5 tips to avoid your child emotionally blackmailing you
Does your child use emotional blackmail to get everything they want? Do they, for example, burst into tears if you refuse to give them a second piece of candy? Always remember the key rule: don’t succumb to blackmail.
How to deal with your child’s emotional blackmail
1 Distinguish between need and blackmail
Before they turn one, your child cries or makes noises to get their basic needs, like food, sleep or affection.
However, between month 18 and year 2, they learn to communicate. This way, they can express their desires and somehow blackmail you into providing them. For example, they may do some moves that they know will make you laugh or get you angry.
2 Stick to rules
Remember that succumbing once to your child’s blackmail will make them resort to it all the time.

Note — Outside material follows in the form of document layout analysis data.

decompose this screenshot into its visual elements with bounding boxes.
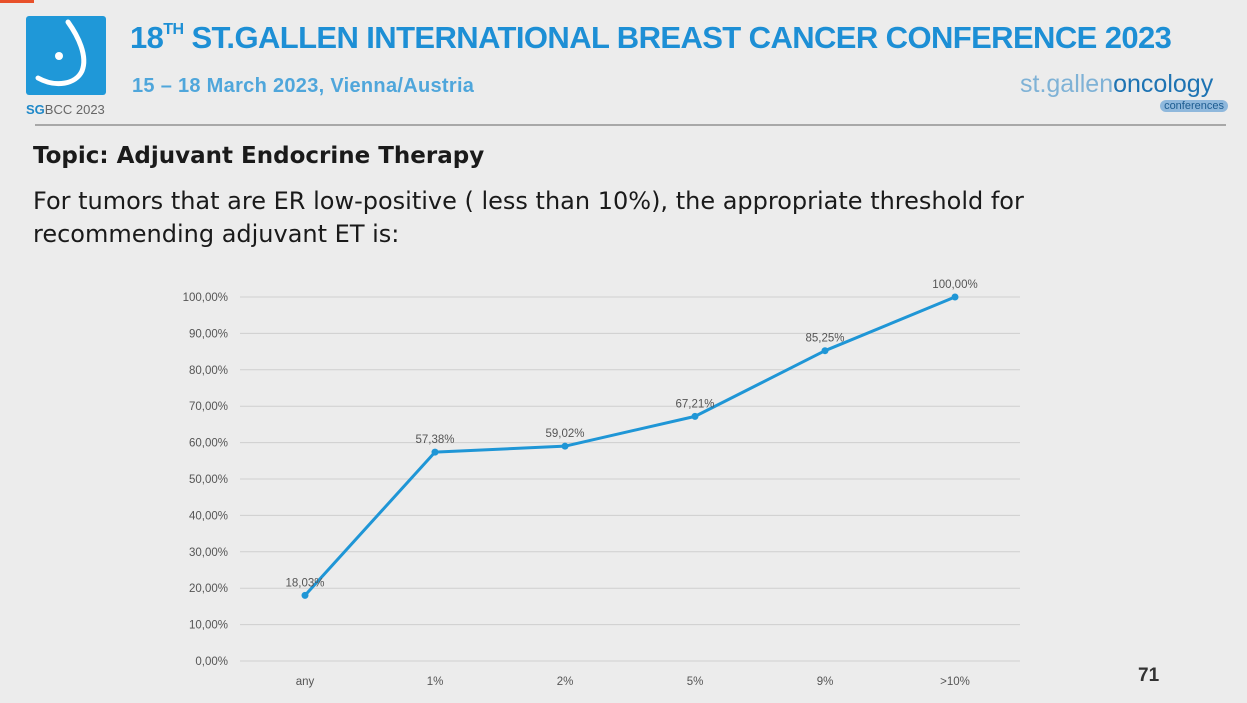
topic-heading: Topic: Adjuvant Endocrine Therapy bbox=[33, 143, 485, 169]
data-point bbox=[821, 347, 829, 355]
y-tick-label: 50,00% bbox=[189, 474, 228, 486]
header-divider bbox=[35, 124, 1226, 126]
top-red-bar bbox=[0, 0, 34, 3]
title-suffix: TH bbox=[163, 21, 184, 38]
question-text: For tumors that are ER low-positive ( le… bbox=[33, 187, 1024, 248]
x-tick-label: 5% bbox=[687, 676, 704, 688]
data-label: 18,03% bbox=[285, 577, 324, 589]
x-tick-label: >10% bbox=[940, 676, 970, 688]
conference-subtitle: 15 – 18 March 2023, Vienna/Austria bbox=[132, 75, 475, 97]
page-number: 71 bbox=[1138, 665, 1160, 686]
brand-logo: st.gallenoncology conferences bbox=[1020, 70, 1230, 112]
data-label: 57,38% bbox=[415, 434, 454, 446]
x-tick-label: 1% bbox=[427, 676, 444, 688]
sgbcc-logo bbox=[26, 16, 106, 95]
brand-part3: conferences bbox=[1160, 100, 1228, 112]
data-point bbox=[301, 591, 309, 599]
data-label: 59,02% bbox=[545, 428, 584, 440]
series-line bbox=[303, 295, 956, 597]
y-tick-label: 60,00% bbox=[189, 438, 228, 450]
title-rest: ST.GALLEN INTERNATIONAL BREAST CANCER CO… bbox=[183, 20, 1172, 55]
y-tick-label: 80,00% bbox=[189, 365, 228, 377]
x-tick-label: 2% bbox=[557, 676, 574, 688]
data-point bbox=[431, 448, 439, 456]
y-tick-label: 70,00% bbox=[189, 401, 228, 413]
y-tick-label: 30,00% bbox=[189, 547, 228, 559]
y-tick-label: 40,00% bbox=[189, 510, 228, 522]
x-tick-label: 9% bbox=[817, 676, 834, 688]
y-tick-label: 100,00% bbox=[183, 292, 228, 304]
title-number: 18 bbox=[130, 20, 164, 55]
y-tick-label: 90,00% bbox=[189, 328, 228, 340]
breast-logo-icon bbox=[35, 19, 87, 87]
conference-title: 18TH ST.GALLEN INTERNATIONAL BREAST CANC… bbox=[130, 20, 1230, 56]
data-point bbox=[691, 412, 699, 420]
y-tick-label: 20,00% bbox=[189, 583, 228, 595]
data-point bbox=[561, 442, 569, 450]
logo-caption-rest: BCC 2023 bbox=[44, 102, 105, 117]
data-point bbox=[951, 293, 959, 301]
data-label: 85,25% bbox=[805, 333, 844, 345]
data-label: 67,21% bbox=[675, 398, 714, 410]
logo-caption: SGBCC 2023 bbox=[26, 102, 105, 117]
brand-part1: st.gallen bbox=[1020, 70, 1114, 98]
y-tick-label: 0,00% bbox=[195, 656, 228, 668]
x-tick-label: any bbox=[296, 676, 315, 688]
y-tick-label: 10,00% bbox=[189, 620, 228, 632]
logo-caption-bold: SG bbox=[26, 102, 45, 117]
brand-part2: oncology bbox=[1113, 70, 1214, 98]
data-label: 100,00% bbox=[932, 279, 977, 291]
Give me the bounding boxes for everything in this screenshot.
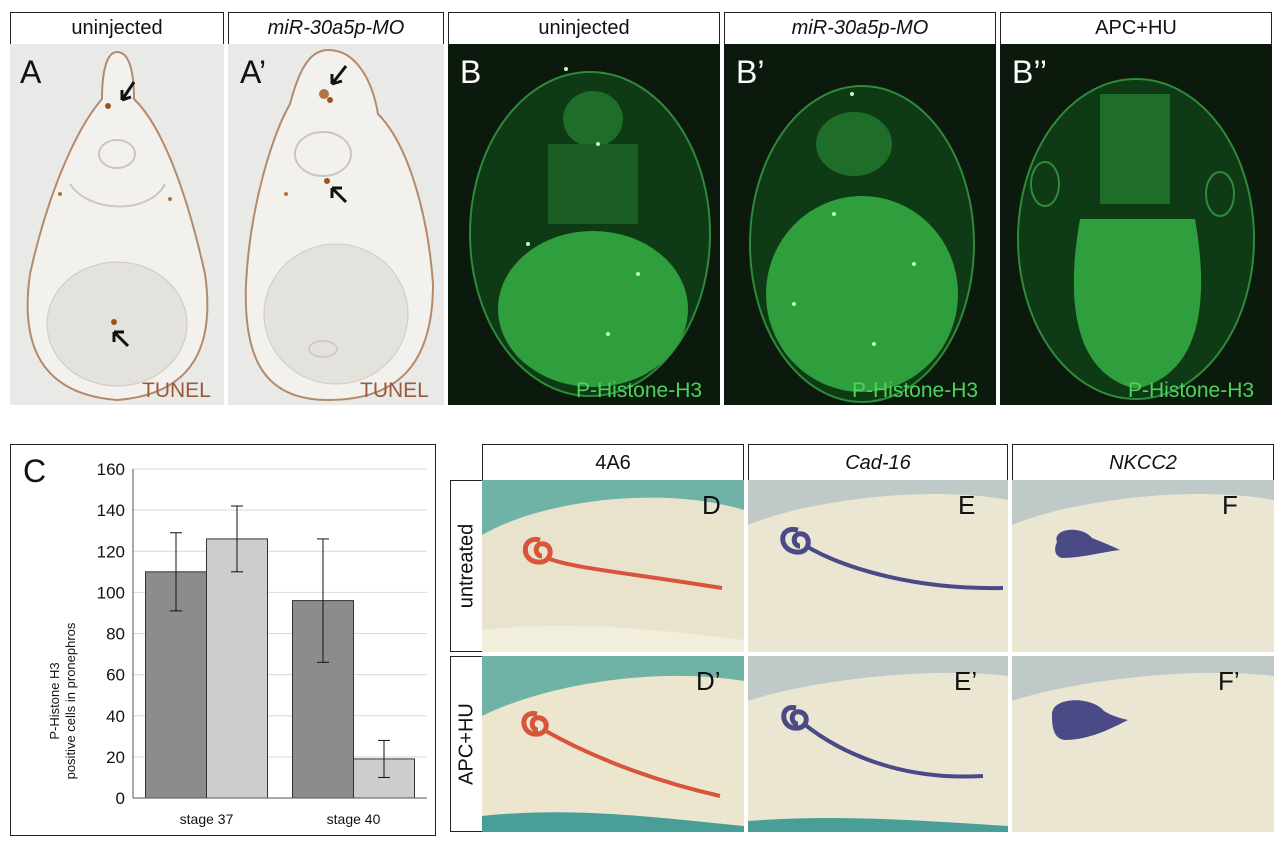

To avoid this, set some rules from the beginning and insist that they follow them. These could include food, outings and visits, clothes, bath and bed times, …
However, if for once you were tired and succumbed to their blackmail, try to set things right the following times.
3 Not blackmailing
Your child learns a lot from you, of course. So watch out and don’t resort to emotional blackmail yourself when dealing with them. For example, don’t say: “If you help me tidy up your room I’ll let you watch TV”.
4 Coordinate with dad
– If you set some rules of conduct and life for your child, let your husband know them and coordinate with him so he can make sure to apply them as well.
– Without this coordination, your child could take advantage of the situation. They may resort to their father and emotionally blackmail them to get what they want.
5 Think of the child’s interest
You may feel guilty if you refuse to succumb to your child’s emotional blackmail. However, you should think that this is mostly for their benefit.
Before accepting or rejecting their request, go over its pros and cons and decide which is higher.
Take your decision based on the result you reach and the situation your child is experiencing. If you usually refuse that they eat a second piece of candy because it’s harmful for their teeth and health, you can let them break this rule if they’re attending their friend’s birthday.
Never forget that life will not offer them everything they want later on. So train them to accept that at an early age.